Die ACLs in der slapd.conf auf der LDAP-Master Neptun sehen unter anderem folgender maßen aus:
[code]### mars ### access to dn.subtree="ou=mars,o=neptun,c=de" by dn.base="cn=admin,o=neptun,c=de" write by peername.regex="192.168.0.101" read by * none
### jupiter ### access to dn.subtree="ou=jupiter,o=neptun,c=de" by dn.base="cn=admin,o=neptun,c=de" write by peername.regex="192.168.0.102" read by * none[/code] Die ldap.conf der einzelnen Systeme ist folgendermasen aufgebaut:[code]# This is the configuration file for the LDAP nameservice # switch library, the LDAP PAM module and the shadow package. #
# Eintrage der Server. Master, Slave u.s.w. uri ldap://192.168.0.100
# The distinguished name of the search base. base o=neptun,c=de
# The LDAP version to use (defaults to 3 ldap_version 3
nss_map_attribute uniqueMember uniquemember
pam_filter objectclass=posixAccount
nss_base_passwd ou=users,o=neptun,c=de nss_base_group ou=groups,o=neptun,c=de[/code]

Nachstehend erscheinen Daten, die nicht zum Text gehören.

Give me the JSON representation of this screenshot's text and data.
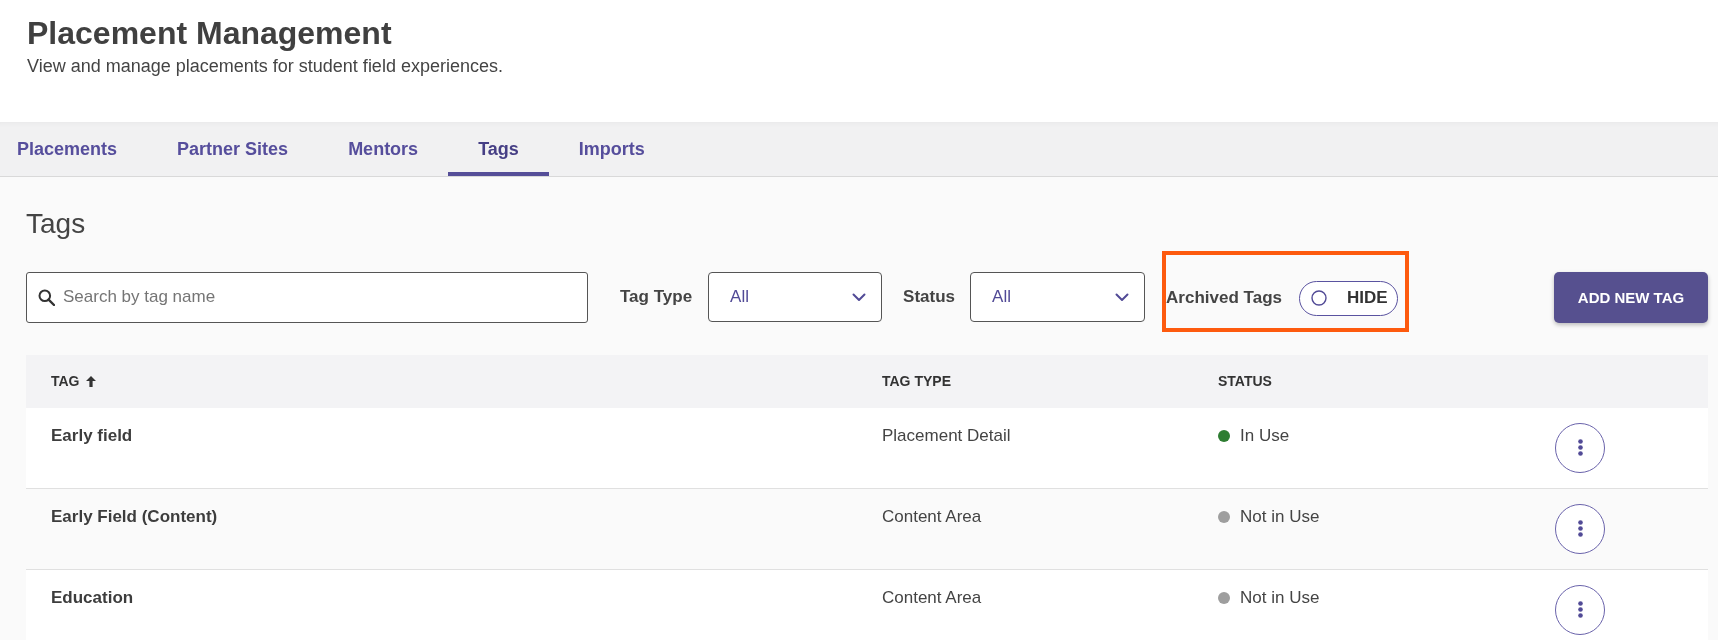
{
  "header": {
    "title": "Placement Management",
    "subtitle": "View and manage placements for student field experiences."
  },
  "tabs": [
    {
      "label": "Placements",
      "selected": false
    },
    {
      "label": "Partner Sites",
      "selected": false
    },
    {
      "label": "Mentors",
      "selected": false
    },
    {
      "label": "Tags",
      "selected": true
    },
    {
      "label": "Imports",
      "selected": false
    }
  ],
  "section": {
    "title": "Tags"
  },
  "filters": {
    "search": {
      "placeholder": "Search by tag name"
    },
    "selects": [
      {
        "label": "Tag Type",
        "value": "All"
      },
      {
        "label": "Status",
        "value": "All"
      }
    ],
    "archived": {
      "label": "Archived Tags",
      "toggle_text": "HIDE",
      "on": false,
      "highlighted": true
    },
    "add_button": "ADD NEW TAG"
  },
  "table": {
    "columns": [
      {
        "label": "TAG",
        "sorted": true
      },
      {
        "label": "TAG TYPE",
        "sorted": false
      },
      {
        "label": "STATUS",
        "sorted": false
      }
    ],
    "rows": [
      {
        "tag": "Early field",
        "tag_type": "Placement Detail",
        "status": "In Use",
        "color": "#2e7d32"
      },
      {
        "tag": "Early Field (Content)",
        "tag_type": "Content Area",
        "status": "Not in Use",
        "color": "#9e9e9e"
      },
      {
        "tag": "Education",
        "tag_type": "Content Area",
        "status": "Not in Use",
        "color": "#9e9e9e"
      }
    ]
  }
}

Das Problem bei dieser Konstellation, es gibt redundante Daten und wenn man eine Änderung an einem User vornimmt, wird es ziemlich mühselig falls er auf vielen Maschinen Definiert ist.
Jetzt habe ich mir Überlegt, mein LDAP-Baum folgendermassen aufzubauen (siehe Schaubild): http://www.imagegravy.com/myImages/1279/php4gUF9z_full.png
Schon besser, aber den Ast mit den Hostnamen würde ich weglassen. Soweit ich weiss, unterstützt pam_ldap doch das "host"-Attribut. D.h., zu jedem User-Object fügst Du ein Attribut "host=hostname" hinzu und pam_ldap sorgt dann dafür, dass sich der User nur auf diesem Host einloggen kann. Das host-Attribut kann auch mehrfach auftreten. Hier habe ich den Vorteil, dass die User nur ein mal vorhanden sind. Aber
nun stehe ich vor dem Problem, wie löse ich das mit den ACLs ? Also so, dass nicht jeder User auf jeder Maschine darf? Ist das nicht ein mega Aufwand für jeden User ALCs einzurichten? Es sind insgesamt etwas über 500 User, wenn ich jetzt für jeden User zwei bis drei ACLs einrichten muss, wird das Total unübersichtilich und der Aufwand wäre enorm. Hat mir jemand ein Tipp? Bzw. wie würdest ihr das Lösen?
Mit dem "host"-Attribut wie oben beschrieben. Die ACL's können dabei recht freizügig sein, solange das "userpassword"-Attribut (oder wo immer das Passwort drin steht) geschützt bleibt. Ich habe z.B. die folgende ACL bei uns drin: access to attr=userpassword by self =wcx by group="cn=administrators,..." write by anonymous auth by * none Der Rest ist frei lesbar von allen ("by * read"), da stehen ja i.A. keine Geheimnisse drin. Gruss, Karsten.